JAKARTA memberi hidup tetapi tidak menjanjikan masa depan. Tidak
menurunkan harapan untuk mereka yang telah tersedot dari
pedalaman.
Banyak sekali pekerjaan yang bisa mengoper sesuap nasi ke
perut. Tapi tidak selamanya diikuti kondisi sosial yang wajar.
Hidup sebagai gelandangan misalnya, menggantungkan nasib pada
puntung rokok, juga 'pekerjaan'. Atau dengan sebuah sekop
sebagai kuli borongan.
Seribu macam pembangunan menjamah ibukota dan sekitarnya. Buruh
kasar dengan bayaran rendah amat diperlukan. Setiap pagi
truk-truk melesat di jalan-jalan tertentu menyerobot
tenaga-tenaga manusia untuk ditumpahkan dalam pekerjaan mahal
dan deras itu. Kesibukan yang tidak memerlukan keahlian: cukup
sebuah sekop, otot dan keikhlasan untuk tidak membicarakan masa
depan.
Mencuri Sekop
Slamet, berusia 22 tahun dari Solo, telah meninggalkan
kandangnya untuk memasuki kubangan baru. Ia berbekal pendidikan
kelas II sekolah teknik. Ia sudah jadi kerbau, karena dengan
mudah dipikat mulut manis rekannya. Di umpan, bahwa ia ditunggu
oleh sebuah: pekerjaan lumayan dari sebuah pabrik yang bonafid,
ia pun berangkat. Dengan bekal Rp 20 ribu yang ditentukan
sebagai syarat, ia angkat tabik pada ibu tirinya.
Sekarang ia sudah hampir 4 tahun makan garam ibukota. Bakat
teknik, pabrik yang bonafid, lamunan untuk memperbaiki hidup,
harus dilupakan saja. Di tangannya sekarang hanya ada sekop. Ia
berdiri di sana, di samping buruh-buruh lain di sepanjang Jalan
Halim. Menunggu sebuah truk untuk membawanya ke proyek di mana
ia boleh mempergunakan sekopnya untuk pasir atau batu koral.
Kalau supir mengacungkan jarisatu, maka sejumlah orang harus
kecewa --sampai datang truk lain menawarkan pekerjaan. Tidak ada
jaminan untuk nafkah tetap. Siapa yang lebih dahulu, siapa yang
gesit, siapa yang sabar, dan siapa yang bernasib baik, boleh
dapat rejeki.
Pada suatu hari, Slamet dengan topi hijau, baju coklat dan
celana yang sudah belar berkata kepada Widi Yarmanto dari TEMPO:
"Sudah sejak pagi saya belum makan." Ucapan ini agak
bertentangan dengantubuhnya yang kekar dan keling. Apalagi
lagunya memelas. Duit bekalnya mula-mula dulu, sudah lama ludes.

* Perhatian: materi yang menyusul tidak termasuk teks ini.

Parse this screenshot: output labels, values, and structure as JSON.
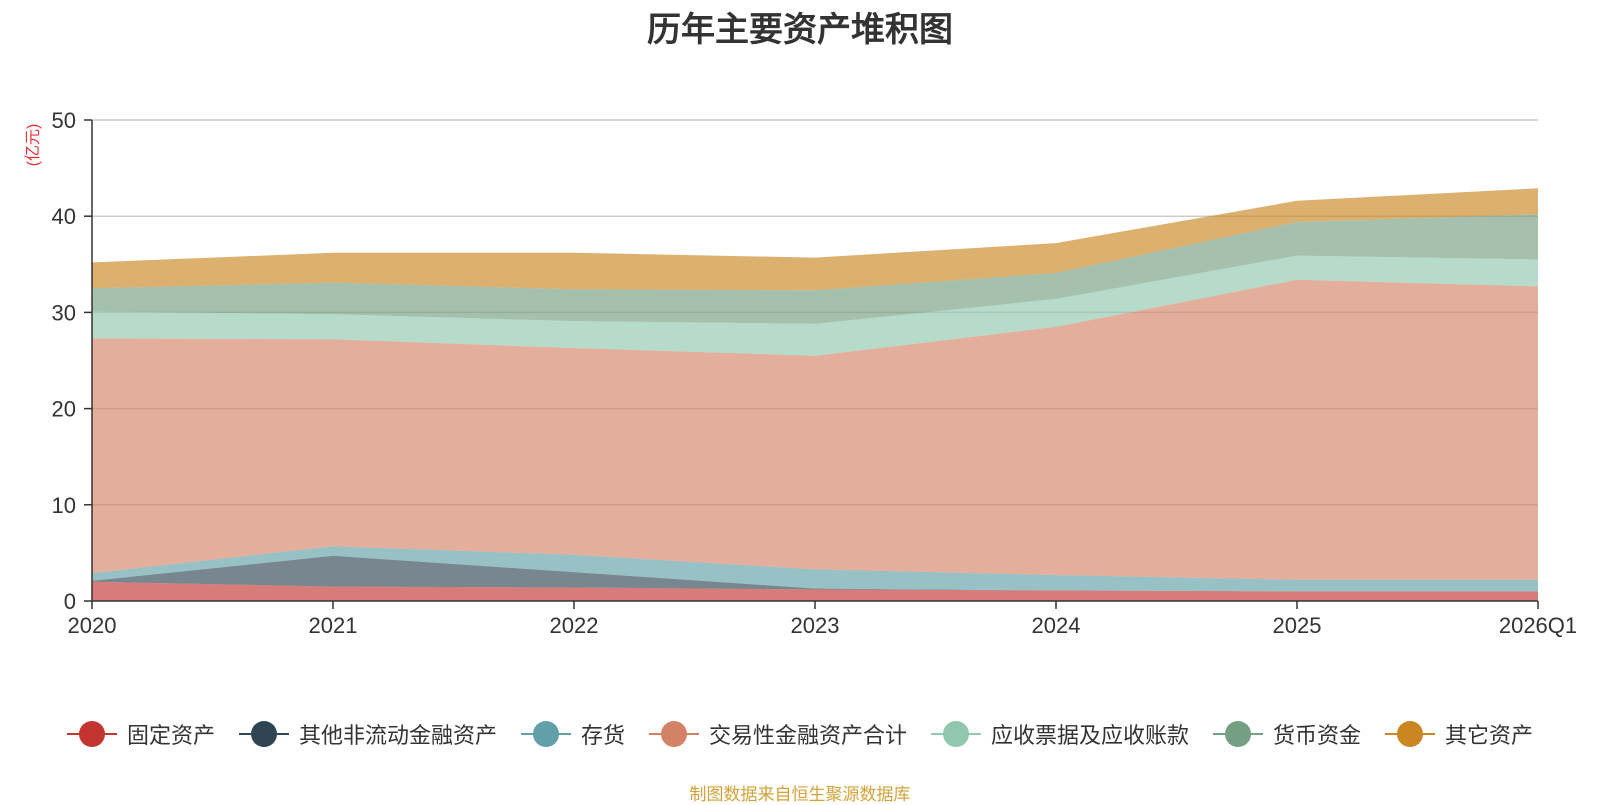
{
  "chart_data": {
    "type": "area",
    "stacked": true,
    "title": "历年主要资产堆积图",
    "ylabel": "(亿元)",
    "xlabel": "",
    "ylim": [
      0,
      50
    ],
    "yticks": [
      0,
      10,
      20,
      30,
      40,
      50
    ],
    "categories": [
      "2020",
      "2021",
      "2022",
      "2023",
      "2024",
      "2025",
      "2026Q1"
    ],
    "legend_position": "bottom",
    "series": [
      {
        "name": "固定资产",
        "color": "#c23531",
        "values": [
          2.0,
          1.5,
          1.4,
          1.2,
          1.1,
          1.0,
          1.0
        ]
      },
      {
        "name": "其他非流动金融资产",
        "color": "#2f4554",
        "values": [
          0.1,
          3.2,
          1.6,
          0.1,
          0.0,
          0.0,
          0.0
        ]
      },
      {
        "name": "存货",
        "color": "#61a0a8",
        "values": [
          0.8,
          1.0,
          1.8,
          2.0,
          1.6,
          1.2,
          1.2
        ]
      },
      {
        "name": "交易性金融资产合计",
        "color": "#d48265",
        "values": [
          24.4,
          21.5,
          21.5,
          22.2,
          25.8,
          31.2,
          30.5
        ]
      },
      {
        "name": "应收票据及应收账款",
        "color": "#91c7ae",
        "values": [
          2.8,
          2.6,
          2.8,
          3.3,
          2.9,
          2.5,
          2.8
        ]
      },
      {
        "name": "货币资金",
        "color": "#749f83",
        "values": [
          2.4,
          3.3,
          3.3,
          3.5,
          2.7,
          3.5,
          4.7
        ]
      },
      {
        "name": "其它资产",
        "color": "#ca8622",
        "values": [
          2.7,
          3.1,
          3.8,
          3.4,
          3.1,
          2.2,
          2.7
        ]
      }
    ]
  },
  "source_note": "制图数据来自恒生聚源数据库"
}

Anak tunggal yang lari ini pernah ditampik oleh setiap proyek
yang disampernya. Ia hampir menangis pada masa-masa itu.
Lututnya gemetar karena capek dan lapar. "Selama 2 bulan
betul-betul saya jadi gelandangan. Tapi saya tidak sampai cari
puntung rokok dan minta-minta, biar begini saya masih punya
harga diri Oom."
Tetapi apa yang dinamakannya harga diri jadi kabur tatkala suatu
kali ia memutuskan untuk mencuri sekop. Jadi gelandangan telah
membosankan. Ia masih berharap jadi orang. Misalnya saja sebagai
kuli jalanan. Maka pergilah ia ke Pancoran. Di sana ada sebuah
truk yang berisi dua buah sekop yang dicarinya. Setelah memilih
yang terbaik, ia segera menyambar dan ngabur ikut truk lain yang
kebetulan lewat. "Yah sekali itu saja tak apa," katanya membela
diri.
Sejak itu kemudian ia jadi kuli jalanan. Bergabung dengan
kuli-kuli di perempatan Halim sebagai tenaga kasar menurunkan
pasir. Meskipun sodokan-sodokan pertamanya semrawut mengenai
kawan-kawannya sendiri, sehingga ia kena umpatan pedas, toh ia
senang bukan main. Upah pertama yang diterimanya waktu itu
(1973) hanya Rp 250. Tapi heran sampai sekarang ia tetap betah.
"Orang Bodoh"
Berbeda dengan Slamet, Anta, lelaki 25 tahun dari Jatiluhur,
meninggalkan desa bukan karena terpikat. Kampung miskin, daerah
minus menyebabkan ia membawa sebuah sekop untuk dikaryakan di
Jakarta sejak 1965. Tanpa mimpi muluk ia langsung mencari
perlindungan di perempatan Halim. Waktu itu kuli jalanan belum
begitu populer. Berbeda sekali dengan sekarang: kadang tenaga
kerja jauh lebih banyak dari kesempatan. Sehingga sering kita
melihat manusia tersia-sia di pinggir jalan sepanjang hari,
karena tidak kebagian tempat dalam truk. Anta sampai sekarang
tidak pernah ngotot atau bentrokan soal pekerjaan. Bagi Anta
pekerjaannya sebagai kuli bukan merupakan sambilan. Ia memang
memiliki seperempat hektar sawah warisan. Tapi itu hanya
memerlukan tenaganya selama l bulan pada saat musim anam. Lewat
masa itu, ia 100 prosen bisa tinggalkan begitu saja, karena
masih ada isteri yang melanjutkan mengurus. Sebulan sekali ia
pulang menengok, sambil meninggalkan sedikit-sedikit hasil cucur
keringat dari sekopnya. Ya sekitar Rp 2000. Malahan sering juga
tidak meninggalkan apa-apa . "Boro-boro buat anak isteri, untuk
makan sendiri saja pas-pasan," katanya.
Anta dengan KTP Purwakarta, termasuk jorok di antara
kawan-kawannya. Ia jarang mandi. Dua hari tidak mandi, lumrah.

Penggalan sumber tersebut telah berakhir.